Mortgages controlled by domestic banks rose NT$62.8 billion (US$2.22 billion) from a month earlier to NT$8.8 trillion at the end of January, the smallest increase in six months, the Financial Supervisory Commission said on Tuesday.
From August to December last year, monthly increases ranged between NT$65 billion and NT$91 billion, commission data showed.
The commission attributed the slowdown to the central bank’s implementation of selective credit controls in December last year.
Mortgage growth did not slow that month, as the central bank allowed lenders to comply with previous loan-to-value requirements for mortgages approved before Dec. 8, it said.
January was the first month that fully reflected the effects of the credit controls, it said.

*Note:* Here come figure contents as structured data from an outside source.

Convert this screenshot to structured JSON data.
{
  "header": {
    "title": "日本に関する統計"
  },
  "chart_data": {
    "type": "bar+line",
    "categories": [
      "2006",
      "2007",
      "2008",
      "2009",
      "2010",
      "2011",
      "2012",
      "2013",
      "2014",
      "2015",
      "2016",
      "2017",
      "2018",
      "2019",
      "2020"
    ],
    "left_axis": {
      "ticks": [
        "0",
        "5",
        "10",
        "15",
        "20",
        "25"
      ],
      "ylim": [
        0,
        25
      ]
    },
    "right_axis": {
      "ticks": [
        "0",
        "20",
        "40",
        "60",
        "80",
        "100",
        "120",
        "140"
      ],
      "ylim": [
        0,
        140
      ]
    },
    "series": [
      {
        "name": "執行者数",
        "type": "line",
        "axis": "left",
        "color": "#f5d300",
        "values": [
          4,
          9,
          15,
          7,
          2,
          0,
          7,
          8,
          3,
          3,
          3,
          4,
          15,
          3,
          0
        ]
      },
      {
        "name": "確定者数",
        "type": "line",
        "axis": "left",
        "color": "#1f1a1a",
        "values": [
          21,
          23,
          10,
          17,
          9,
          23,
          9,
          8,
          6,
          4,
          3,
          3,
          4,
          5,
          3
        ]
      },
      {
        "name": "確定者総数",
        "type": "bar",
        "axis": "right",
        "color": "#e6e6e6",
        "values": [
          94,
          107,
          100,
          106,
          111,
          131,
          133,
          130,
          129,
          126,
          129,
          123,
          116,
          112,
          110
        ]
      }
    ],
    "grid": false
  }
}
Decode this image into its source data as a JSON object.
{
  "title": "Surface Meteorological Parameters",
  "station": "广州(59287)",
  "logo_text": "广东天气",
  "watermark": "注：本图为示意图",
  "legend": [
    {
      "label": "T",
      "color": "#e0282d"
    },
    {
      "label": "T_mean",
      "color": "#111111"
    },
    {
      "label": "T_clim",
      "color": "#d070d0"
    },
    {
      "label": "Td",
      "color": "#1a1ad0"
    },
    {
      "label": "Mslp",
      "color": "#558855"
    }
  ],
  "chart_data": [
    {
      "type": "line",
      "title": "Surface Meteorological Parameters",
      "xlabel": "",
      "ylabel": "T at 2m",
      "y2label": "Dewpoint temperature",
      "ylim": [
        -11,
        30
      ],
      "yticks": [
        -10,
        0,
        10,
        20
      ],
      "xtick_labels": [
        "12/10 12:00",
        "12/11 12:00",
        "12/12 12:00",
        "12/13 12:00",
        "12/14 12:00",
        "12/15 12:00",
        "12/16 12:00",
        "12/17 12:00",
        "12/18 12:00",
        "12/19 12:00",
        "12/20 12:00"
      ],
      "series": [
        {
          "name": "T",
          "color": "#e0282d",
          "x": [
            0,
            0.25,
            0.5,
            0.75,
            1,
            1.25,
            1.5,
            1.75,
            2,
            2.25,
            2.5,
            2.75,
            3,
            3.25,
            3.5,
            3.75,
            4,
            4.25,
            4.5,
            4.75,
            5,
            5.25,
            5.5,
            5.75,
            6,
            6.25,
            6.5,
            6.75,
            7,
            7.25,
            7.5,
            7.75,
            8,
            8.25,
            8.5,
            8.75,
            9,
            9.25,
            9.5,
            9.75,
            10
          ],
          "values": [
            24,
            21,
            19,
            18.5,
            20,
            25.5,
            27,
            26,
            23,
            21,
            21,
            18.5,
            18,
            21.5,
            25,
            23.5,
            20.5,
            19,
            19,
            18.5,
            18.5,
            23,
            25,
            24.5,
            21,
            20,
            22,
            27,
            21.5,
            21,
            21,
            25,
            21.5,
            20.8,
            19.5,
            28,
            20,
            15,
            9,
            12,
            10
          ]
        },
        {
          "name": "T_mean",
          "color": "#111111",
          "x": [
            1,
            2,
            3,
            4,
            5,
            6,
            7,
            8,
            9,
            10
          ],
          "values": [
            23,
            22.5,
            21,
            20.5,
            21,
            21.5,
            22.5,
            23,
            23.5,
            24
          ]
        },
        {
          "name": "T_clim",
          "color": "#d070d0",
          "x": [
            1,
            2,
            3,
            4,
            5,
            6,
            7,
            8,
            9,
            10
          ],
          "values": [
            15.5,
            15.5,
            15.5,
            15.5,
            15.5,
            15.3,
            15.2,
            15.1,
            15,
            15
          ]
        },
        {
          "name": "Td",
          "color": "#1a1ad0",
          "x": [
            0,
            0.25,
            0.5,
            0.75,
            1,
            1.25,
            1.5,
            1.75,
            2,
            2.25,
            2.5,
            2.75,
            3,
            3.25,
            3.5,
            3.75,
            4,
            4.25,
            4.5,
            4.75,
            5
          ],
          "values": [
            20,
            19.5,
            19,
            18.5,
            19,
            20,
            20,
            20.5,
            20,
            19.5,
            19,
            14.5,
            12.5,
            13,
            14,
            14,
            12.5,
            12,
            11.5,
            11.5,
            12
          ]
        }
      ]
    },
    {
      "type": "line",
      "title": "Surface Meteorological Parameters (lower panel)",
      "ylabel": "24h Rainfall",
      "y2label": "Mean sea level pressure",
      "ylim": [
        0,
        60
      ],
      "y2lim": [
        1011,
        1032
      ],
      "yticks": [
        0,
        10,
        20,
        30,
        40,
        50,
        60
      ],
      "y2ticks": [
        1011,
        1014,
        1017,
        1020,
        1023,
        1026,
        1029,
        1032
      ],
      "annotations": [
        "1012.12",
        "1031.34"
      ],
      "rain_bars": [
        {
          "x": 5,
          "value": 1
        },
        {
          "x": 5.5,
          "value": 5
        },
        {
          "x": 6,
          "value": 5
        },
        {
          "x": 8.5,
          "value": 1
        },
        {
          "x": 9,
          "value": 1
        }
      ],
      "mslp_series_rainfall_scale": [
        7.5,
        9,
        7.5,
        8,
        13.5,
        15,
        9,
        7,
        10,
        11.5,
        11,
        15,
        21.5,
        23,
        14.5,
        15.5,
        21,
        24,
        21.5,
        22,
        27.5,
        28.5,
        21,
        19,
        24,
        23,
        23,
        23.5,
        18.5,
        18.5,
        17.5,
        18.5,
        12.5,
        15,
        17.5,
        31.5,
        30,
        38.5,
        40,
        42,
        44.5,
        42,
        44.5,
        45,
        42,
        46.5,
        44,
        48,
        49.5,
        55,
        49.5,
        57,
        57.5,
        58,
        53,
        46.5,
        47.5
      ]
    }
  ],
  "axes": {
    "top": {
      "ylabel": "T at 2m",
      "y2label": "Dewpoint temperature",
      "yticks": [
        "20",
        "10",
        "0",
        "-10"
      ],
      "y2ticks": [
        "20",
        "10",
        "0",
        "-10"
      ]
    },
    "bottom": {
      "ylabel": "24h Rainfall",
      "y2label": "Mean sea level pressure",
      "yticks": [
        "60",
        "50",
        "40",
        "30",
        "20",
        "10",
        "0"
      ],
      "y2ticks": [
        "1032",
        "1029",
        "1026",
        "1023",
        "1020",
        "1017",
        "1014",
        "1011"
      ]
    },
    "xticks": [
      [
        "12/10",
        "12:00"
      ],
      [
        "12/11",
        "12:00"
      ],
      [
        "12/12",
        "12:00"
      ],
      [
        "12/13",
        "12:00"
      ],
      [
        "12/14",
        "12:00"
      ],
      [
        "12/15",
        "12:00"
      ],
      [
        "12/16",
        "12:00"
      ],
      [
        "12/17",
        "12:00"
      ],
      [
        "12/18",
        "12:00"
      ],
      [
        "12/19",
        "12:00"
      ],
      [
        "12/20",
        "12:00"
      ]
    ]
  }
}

The new measures include capping the loan-to-value ratio at 60 percent for housing loans granted to corporate buyers for their first property and at 50 percent for their second, while the limit on the ratio for an individuals’ third property is 60 percent.
Non-performing housing loans totaled NT$9.7 billion at the end of January, down from NT$9.8 billion a month earlier, while the non-performing ratio remained flat at 0.12 percent, the data showed.
The commission said that by the end of this month it would complete a special examination of the nation’s top 10 lenders to determine whether they are exercising solid risk management.
Construction loans by local banks, which indicate confidence in the construction sector, grew at a slower pace in January, expanding by NT$40.7 billion from a month earlier, the smallest gain over the past three months, the data showed.
Non-performing construction loans fell from NT$4.2 billion a month earlier to NT$4.1 billion at the end of January, while the non-performing loan ratio was flat at 0.15 percent, the data showed.
The ratio has fallen from a 27-month high of 0.23 percent in October last year as state-run Taiwan Business Bank (台灣企銀) has written off a bad loan of NT$3.27 billion to a construction firm operated by former Far Eastern Air Transport Corp (遠東航空) chairman Chang Kang-wei (張綱維), the commission said.